Canada: CIHR Institute for Intercultural Research on Prevention of Gender Violence, 2009-ongoing
In November 2009 CIET received a grant from the Canadian Institutes of Health Research (CIHR) for the CIHR Centre for Intercultural Research on Prevention of Gender Violence, located at the University of Ottawa Institute of Population Health. The Centre focuses on migrating minorities through a novel approach that links Aboriginal and immigrant groups in cities with their home communities.
The Centre will generate proposals for intervention research with partner communities of origin and with urban groups: the Nakota Sioux in Alexis and Edmonton; the Mohawk in Akwesasne and Ottawa /Toronto, Inuit living in Ottawa and in the north, and a subgroup of the Ottawa Latin American immigrant community. Each partner will name its own researcher to train and work with the Centre, increasing their research capacity and contributing to leadership of the Centre.

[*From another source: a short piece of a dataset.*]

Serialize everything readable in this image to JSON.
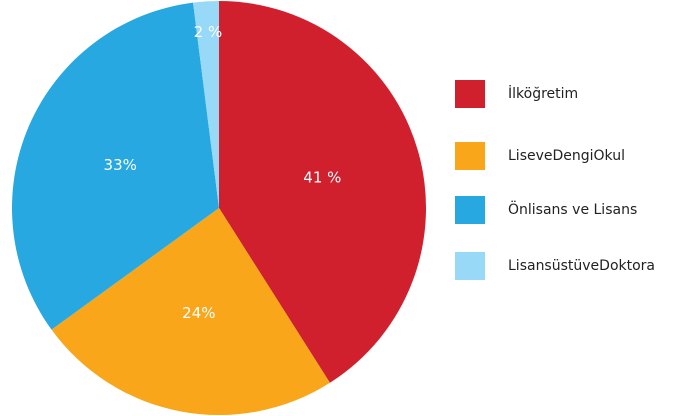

Gender violence includes any type of sexual coercion, non-sexual physical violence and related forms of abuse based on gender in addition to the physical trauma caused by rape or child sexual abuse. Survivors of gender violence face significant risks, including HIV infections and other sexually transmitted diseases. Survivors may also take on high-risk behaviours, leading to their re-victimization.
In both communities of origin and urban counterparts, the Centre will also build skills to use the research products to improve programs and policies that affect the health of women, men, girls and boys. Although the four partners have quite different cultures, they will share a community of practice with policy-makers and other stakeholders, developing an enabling environment for future implementation of their own interventions.
The new Centre builds on CIET research and training in Canada and abroad. The team has trained Aboriginal health researchers in Canada for 15 years, recently through Anisnabe Kekendazone, a CIHR-funded Network for Aboriginal Health Research and the Inuit Institute for Research and Planning. In Latin America and Africa, CIET has trained indigenous and non-indigenous health researchers for 25 years. The Centre’s international dimension is prominent with CIET’s ongoing research on GBV in Mexico, Pakistan, Nigeria and Southern Africa.